BW #3: Earthquakes (solution)
The earthquake in Turkey and Syria was truly horrible. Let's explore some data about earthquakes — including how often they occur, how strong they are, and where.
This week’s topic: Earthquakes
Yesterday, I asked you to download information from the USGS, and to answer some questions about earthquakes that have taken place since January 1st, 2000:
- Read the downloaded CSV file (which will be called `query.csv`, but which I renamed to `earthquake-data.csv` on my computer) into Pandas.
- How many seismic events take place each year? In which of the last 20 years did we have the greatest number of such events?
- What are common magnitudes? Looking only at the integer portion of the magnitudes, how often does each value occur?
- How many seismic events took place in Turkey on February 6th? What was their average magnitude? What was the mean magnitude?
- Are earthquakes common in Turkey? From the "place" column, extract the text following the final comma, and get the 30 most common places in the world with earthquakes.
- Are serious earthquakes common in Turkey? Rerun the previous query, but only look for those with a magnitude of 5 or greater.
Discussion
First, I downloaded a CSV file from the USGS:
On my system, the file was named `query.csv`. I renamed it to `earthquake-data.csv`. The file is a normal CSV file, with column headers. What do those columns mean? For that, we need to use the “data dictionary” provided with the data set, which explains the headers, values, and meanings.
In our case, the data dictionary is on the USGS site: https://earthquake.usgs.gov/data/comcat/
In order to figure out what each column in our downloaded CSV means, look at the column name, and then find the corresponding name in the data dictionary. For example, the “mag” column contains the magnitude, and is fully documented here, including a description of the data type, the range, and the meaning of the column.
I could have read the CSV into Pandas with the simplest possible call to read_csv:
df = pd.read_csv(filename)
But because we’re going to be using the “time” column to retrieve time-and-date-related things, I asked Pandas to parse it as a datetime column:
df = pd.read_csv(filename, parse_dates=['time'])
If I had a truly large amount of data, then I would probably fidget a bit with the dtypes, as well as reduce the number of columns I read into memory. But I found that the entire data set, with more than 8,000 events, was less than 6 MB in size, and thus decided not to spend time on it.

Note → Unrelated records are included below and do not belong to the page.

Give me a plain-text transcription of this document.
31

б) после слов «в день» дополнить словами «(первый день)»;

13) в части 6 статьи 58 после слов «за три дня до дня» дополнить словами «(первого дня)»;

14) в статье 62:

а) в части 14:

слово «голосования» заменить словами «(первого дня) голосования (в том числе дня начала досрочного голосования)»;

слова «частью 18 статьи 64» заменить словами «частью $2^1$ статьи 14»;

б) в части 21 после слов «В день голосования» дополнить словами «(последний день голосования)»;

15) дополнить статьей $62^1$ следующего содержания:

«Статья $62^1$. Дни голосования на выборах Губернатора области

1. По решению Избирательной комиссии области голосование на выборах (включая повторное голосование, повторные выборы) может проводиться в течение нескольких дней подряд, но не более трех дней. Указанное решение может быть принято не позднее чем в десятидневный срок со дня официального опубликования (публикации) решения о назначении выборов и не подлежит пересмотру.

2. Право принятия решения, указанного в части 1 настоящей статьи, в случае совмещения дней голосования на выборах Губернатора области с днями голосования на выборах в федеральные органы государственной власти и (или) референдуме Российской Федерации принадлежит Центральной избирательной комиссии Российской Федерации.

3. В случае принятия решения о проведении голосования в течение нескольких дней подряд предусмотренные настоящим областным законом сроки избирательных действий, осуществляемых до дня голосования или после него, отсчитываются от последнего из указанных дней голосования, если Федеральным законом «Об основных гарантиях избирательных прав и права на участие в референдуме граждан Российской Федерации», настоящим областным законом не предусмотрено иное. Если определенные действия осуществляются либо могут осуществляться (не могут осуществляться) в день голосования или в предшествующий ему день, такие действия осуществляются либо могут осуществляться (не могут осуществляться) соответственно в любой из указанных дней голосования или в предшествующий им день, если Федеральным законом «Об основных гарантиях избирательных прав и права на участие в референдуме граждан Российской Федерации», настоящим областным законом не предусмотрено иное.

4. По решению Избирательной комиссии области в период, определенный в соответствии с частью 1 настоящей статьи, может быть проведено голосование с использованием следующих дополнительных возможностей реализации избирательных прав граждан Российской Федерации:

With the data frame read into memory, I was ready to answer the first questions:
How many seismic events take place each year? In which of the last 20 years did we have the greatest number of such events?
In other words: We have data from many different years, and want to know how many times each year appears in the data set.

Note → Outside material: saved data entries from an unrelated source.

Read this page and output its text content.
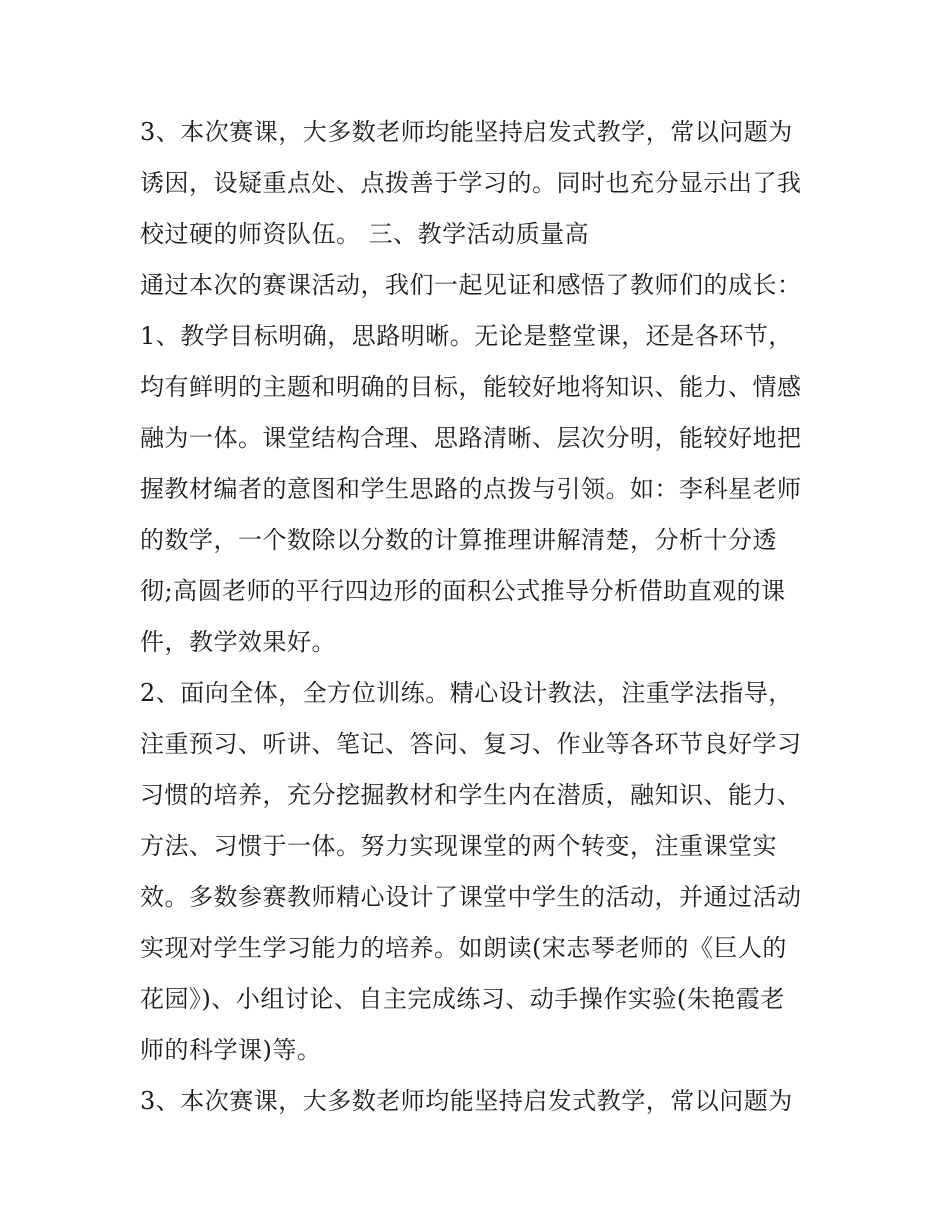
3、本次赛课，大多数老师均能坚持启发式教学，常以问题为
诱因，设疑重点处、点拨善于学习的。同时也充分显示出了我
校过硬的师资队伍。 三、教学活动质量高
通过本次的赛课活动，我们一起见证和感悟了教师们的成长：
1、教学目标明确，思路明晰。无论是整堂课，还是各环节，
均有鲜明的主题和明确的目标，能较好地将知识、能力、情感
融为一体。课堂结构合理、思路清晰、层次分明，能较好地把
握教材编者的意图和学生思路的点拨与引领。如：李科星老师
的数学，一个数除以分数的计算推理讲解清楚，分析十分透
彻;高圆老师的平行四边形的面积公式推导分析借助直观的课
件，教学效果好。
2、面向全体，全方位训练。精心设计教法，注重学法指导，
注重预习、听讲、笔记、答问、复习、作业等各环节良好学习
习惯的培养，充分挖掘教材和学生内在潜质，融知识、能力、
方法、习惯于一体。努力实现课堂的两个转变，注重课堂实
效。多数参赛教师精心设计了课堂中学生的活动，并通过活动
实现对学生学习能力的培养。如朗读(宋志琴老师的《巨人的
花园》)、小组讨论、自主完成练习、动手操作实验(朱艳霞老
师的科学课)等。
3、本次赛课，大多数老师均能坚持启发式教学，常以问题为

Thanks to our use of “parse_dates” when we read the CSV file, the “time” column has a dtype of “timestamp”. We can use the “dt” accessor on a timestamp to retrieve different parts of it, including the year:
df['time'].dt.year
This gives us a series of integers, the years in which the measurements were taken. How can we found out how many times each year appears in the data set? With my favorite method, value_counts. Not only will value_counts tell us how many times each year appears in the data set, it’ll also sort it for us from the most common to the list common:
df['time'].dt.year.value_counts()
Next, I wanted to find out how frequently each magnitude of an earthquake occurs.
Side note: Researching this week’s question, I was reminded that the measurement scale is logarithmic, meaning that a magnitude-6 earthquake is 10 times larger than a magnitude 5 earthquake. I didn’t realize, however, that the damage done isn’t 10 times greater — it can be more than 30 times greater. Yikes. And I also learned that we no longer use the Richter scale, even though people commonly refer to it that way. And that the scale describes the logarithm of the amplitude of the earthquake’s waves, as measured on a seismograph.
It might make sense to use value_counts on the “mag” column, which describes the magnitude of each earthquake. But then we’ll get a separate result for each individual value. Given that these are floating-point values, we’ll get a ton of results, making it hard to understand them.
I thus asked you to only look at the integer portion of the magnitude. My favorite way to do that is simply to call “astype” on a column, and convert it to be an integer — in this case, an 8-bit integer:
df['mag'].astype(np.int8)
With the magnitudes now in our hands as integers, we can count how often each magnitude appears with our friend value_counts:
df['mag'].astype(np.int8).value_counts()
We can see that magnitude-7 earthquakes, like the one that took place in Turkey and Syria, are pretty rare. (Remember that this data set only includes readings with a magnitude of 2.5 and greater, so many smaller earthquakes have been ignored.)